Après avoir passé dix ans dans une prison sibérienne pour raisons politiques, Mikhaïl Khodorkovski, autrefois magnat du pétrole avec son entreprise Ioukos puis devenu leader de l’opposition russe, vit désormais à Londres. Interrogé par le quotidien britannique The Times, il a été surpris de figurer sur une liste de personnes accusées par le Kremlin d’avoir fomenté un coup d’État. Au total, vingt-deux politiciens, hommes d’affaires ou militants en exil ont été inculpés par le FSB, les services secrets russes.
Aux côtés de Mikhaïl Khodorkovski, l’ancien Premier ministre Mikhaïl Kassianov ou encore le dissident russo-britannique Vladimir Kara-Mourza, libéré de prison en août 2024. Tous appartiennent au Comité russe contre la guerre, qui fédère les opposants au régime. Selon le FSB, Mikhaïl Khodorkovski agirait en sous-marin pour renverser le gouvernement. L’homme d’affaires soutiendrait même des unités paramilitaires ukrainiennes et recruterait en Russie. Selon l’intéressé, ces accusations sont mensongères et témoignent de l’inquiétude croissante du président Vladimir Poutine autour de sa succession.
«Je ne dispose d’aucune information privilégiée, mais ces accusations montrent qu’ils s’inquiètent de la transition du pouvoir après Poutine», déclare au Times celui qui fut un temps l’homme le plus riche de Russie. Depuis quatre-vingts ans, tous les dictateurs ont quitté le pouvoir à l’âge de 70 à 80 ans. Poutine en a 73, il commence à y penser.»
Ce sujet est tabou, mais pas totalement nié par Moscou. Interrogé en mai par la chaîne de télévision Rossiya 1, Vladimir Poutine a admis «réfléchir constamment» à la personne qui le remplacera, affirmant «étudier plusieurs candidats». En théorie, la Constitution russe prévoit qu’en cas de décès ou d’incapacité du président, le Premier ministre –actuellement Mikhaïl Michoustine– assure l’intérim. Mais pour les analystes, ce scénario ouvrirait une période d’instabilité politique et à une guerre de succession entre prétendants au pouvoir.
Mikhaïl Khodorkovski y voit, lui, la seule opportunité pour les défenseurs de la démocratie: «Si nous manquons cette occasion, il y aura une nouvelle période de consolidation du régime. Dans l’entourage du président, personne n’a intérêt à poursuivre la guerre. Certains la soutiennent uniquement parce qu’elle reflète les désirs de Poutine.»

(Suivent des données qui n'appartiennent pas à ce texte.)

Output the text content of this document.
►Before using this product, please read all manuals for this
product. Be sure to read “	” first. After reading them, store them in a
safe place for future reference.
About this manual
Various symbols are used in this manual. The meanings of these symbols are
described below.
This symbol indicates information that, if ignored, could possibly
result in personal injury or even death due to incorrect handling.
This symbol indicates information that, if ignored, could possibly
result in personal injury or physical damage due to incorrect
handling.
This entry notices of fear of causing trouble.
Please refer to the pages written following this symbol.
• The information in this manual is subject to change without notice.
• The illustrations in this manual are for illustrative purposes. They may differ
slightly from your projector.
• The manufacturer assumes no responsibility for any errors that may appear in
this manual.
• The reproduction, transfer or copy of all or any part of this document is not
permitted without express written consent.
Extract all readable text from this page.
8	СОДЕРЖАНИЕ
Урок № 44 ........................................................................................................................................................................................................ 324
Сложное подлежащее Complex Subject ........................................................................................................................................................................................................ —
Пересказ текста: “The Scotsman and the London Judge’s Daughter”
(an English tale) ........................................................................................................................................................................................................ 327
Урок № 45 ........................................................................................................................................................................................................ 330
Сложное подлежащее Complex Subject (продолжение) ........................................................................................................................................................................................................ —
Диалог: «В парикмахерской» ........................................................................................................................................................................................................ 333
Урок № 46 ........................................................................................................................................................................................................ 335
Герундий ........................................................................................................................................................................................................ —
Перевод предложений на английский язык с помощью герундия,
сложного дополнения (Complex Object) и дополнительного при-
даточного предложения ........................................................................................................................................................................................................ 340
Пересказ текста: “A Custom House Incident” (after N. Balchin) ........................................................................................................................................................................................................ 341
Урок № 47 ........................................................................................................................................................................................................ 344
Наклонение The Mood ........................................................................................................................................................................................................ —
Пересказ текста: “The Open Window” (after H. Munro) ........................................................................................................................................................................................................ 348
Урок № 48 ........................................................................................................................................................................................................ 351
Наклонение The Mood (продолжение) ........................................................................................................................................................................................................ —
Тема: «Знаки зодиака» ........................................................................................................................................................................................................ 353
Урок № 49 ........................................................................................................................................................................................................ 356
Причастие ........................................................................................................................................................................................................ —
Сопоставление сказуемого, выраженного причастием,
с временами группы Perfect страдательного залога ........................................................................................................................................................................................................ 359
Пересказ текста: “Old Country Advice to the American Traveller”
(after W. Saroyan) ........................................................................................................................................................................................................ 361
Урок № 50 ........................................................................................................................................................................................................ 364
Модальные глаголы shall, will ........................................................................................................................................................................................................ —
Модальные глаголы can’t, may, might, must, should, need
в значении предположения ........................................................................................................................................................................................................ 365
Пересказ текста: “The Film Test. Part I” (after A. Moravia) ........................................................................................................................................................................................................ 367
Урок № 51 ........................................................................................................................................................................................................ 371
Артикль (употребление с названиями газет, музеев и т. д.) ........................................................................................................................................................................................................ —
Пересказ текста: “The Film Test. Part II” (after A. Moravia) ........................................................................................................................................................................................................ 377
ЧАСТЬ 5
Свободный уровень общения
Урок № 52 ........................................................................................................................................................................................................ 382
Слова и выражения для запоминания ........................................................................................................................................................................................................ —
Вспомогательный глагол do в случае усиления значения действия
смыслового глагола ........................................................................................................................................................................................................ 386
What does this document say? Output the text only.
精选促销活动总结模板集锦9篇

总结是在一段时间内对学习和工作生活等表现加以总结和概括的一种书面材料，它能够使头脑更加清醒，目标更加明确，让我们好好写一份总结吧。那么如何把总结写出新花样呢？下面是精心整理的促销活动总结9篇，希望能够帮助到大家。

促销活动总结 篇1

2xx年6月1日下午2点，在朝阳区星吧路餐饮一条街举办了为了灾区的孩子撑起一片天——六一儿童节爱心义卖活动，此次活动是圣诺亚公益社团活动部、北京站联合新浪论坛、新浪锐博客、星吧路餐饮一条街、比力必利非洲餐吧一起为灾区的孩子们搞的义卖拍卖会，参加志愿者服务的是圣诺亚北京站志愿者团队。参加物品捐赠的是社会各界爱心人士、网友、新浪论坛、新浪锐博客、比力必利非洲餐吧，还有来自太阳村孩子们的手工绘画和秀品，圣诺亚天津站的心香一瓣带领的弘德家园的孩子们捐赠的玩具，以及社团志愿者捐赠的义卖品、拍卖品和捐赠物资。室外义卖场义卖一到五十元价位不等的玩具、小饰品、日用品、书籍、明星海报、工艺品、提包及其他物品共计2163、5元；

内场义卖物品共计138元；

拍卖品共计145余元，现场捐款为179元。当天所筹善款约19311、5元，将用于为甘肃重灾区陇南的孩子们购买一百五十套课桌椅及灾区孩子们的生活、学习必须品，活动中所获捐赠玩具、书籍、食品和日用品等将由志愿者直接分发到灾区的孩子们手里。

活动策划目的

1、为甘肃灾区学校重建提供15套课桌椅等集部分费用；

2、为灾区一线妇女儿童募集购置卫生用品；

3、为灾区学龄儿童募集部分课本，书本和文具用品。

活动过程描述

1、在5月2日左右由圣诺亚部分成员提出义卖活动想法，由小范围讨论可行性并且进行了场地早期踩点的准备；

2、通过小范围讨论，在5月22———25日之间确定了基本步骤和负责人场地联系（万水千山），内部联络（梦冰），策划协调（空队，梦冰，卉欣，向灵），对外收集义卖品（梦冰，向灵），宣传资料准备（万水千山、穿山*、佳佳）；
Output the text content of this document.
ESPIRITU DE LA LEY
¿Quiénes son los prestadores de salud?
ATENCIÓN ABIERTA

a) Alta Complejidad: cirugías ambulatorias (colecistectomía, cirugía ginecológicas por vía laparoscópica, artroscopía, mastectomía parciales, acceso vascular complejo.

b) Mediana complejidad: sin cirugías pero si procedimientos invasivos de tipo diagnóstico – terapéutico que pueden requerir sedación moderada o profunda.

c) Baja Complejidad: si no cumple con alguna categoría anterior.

Sa succession, une corde sensible pour Vladimir Poutine
Au début du mois d’octobre, l’Assemblée parlementaire du Conseil de l’Europe (APCE) a annoncé la création d’une «plateforme de dialogue avec les forces démocratiques russes en exil». Une initiative qui, selon Mikhaïl Khodorkovski, touche un point sensible au Kremlin. «Jusqu’à récemment, l’opposition était fragmentée, ce qui convenait parfaitement au régime. Mais depuis le début de la guerre, nous avons créé des organes qui l’ont largement consolidée. Dès que la transition du pouvoir commencera –et elle commencera à un moment donné– cette plateforme représentera un certain danger, c’est un véritable pôle alternatif.»
L’ancien PDG de Ioukos estime d’ailleurs que l’Occident représente environ 15% d’influence dans le jeu politique russe, un poids équivalent à celui des politiciens proeuropéens en Russie. «Le véritable art politique consistera à tirer parti de ces 30% pour exercer une influence significative.»
Reste que, pour l’heure, le scénario le plus probable demeure celui d’une succession verrouillée: un proche du président russe serait désigné, adoubé par l’appareil d’État et élu à l’issue d’un scrutin sous contrôle. Les noms qui circulent? Alexeï Dioumine, 53 ans, ancien garde du corps de Vladimir Poutine devenu secrétaire du Conseil d’État, ou Mikhaïl Michoustine, 59 ans, Premier ministre technocrate.
Si le numéro un russe décidait de partir volontairement, il pourrait désigner l’un de ses «enfants du Kremlin» –les descendants de fidèles alliés. On pense à Boris Kovaltchouk, 47 ans, chef de la chambre des comptes et fils du banquier Iouri Kovaltchouk, «le portefeuille de Poutine», ou Dmitri Patrouchev, 48 ans, vice-Premier ministre et fils de Nikolaï Patrouchev, pilier de la sécurité russe.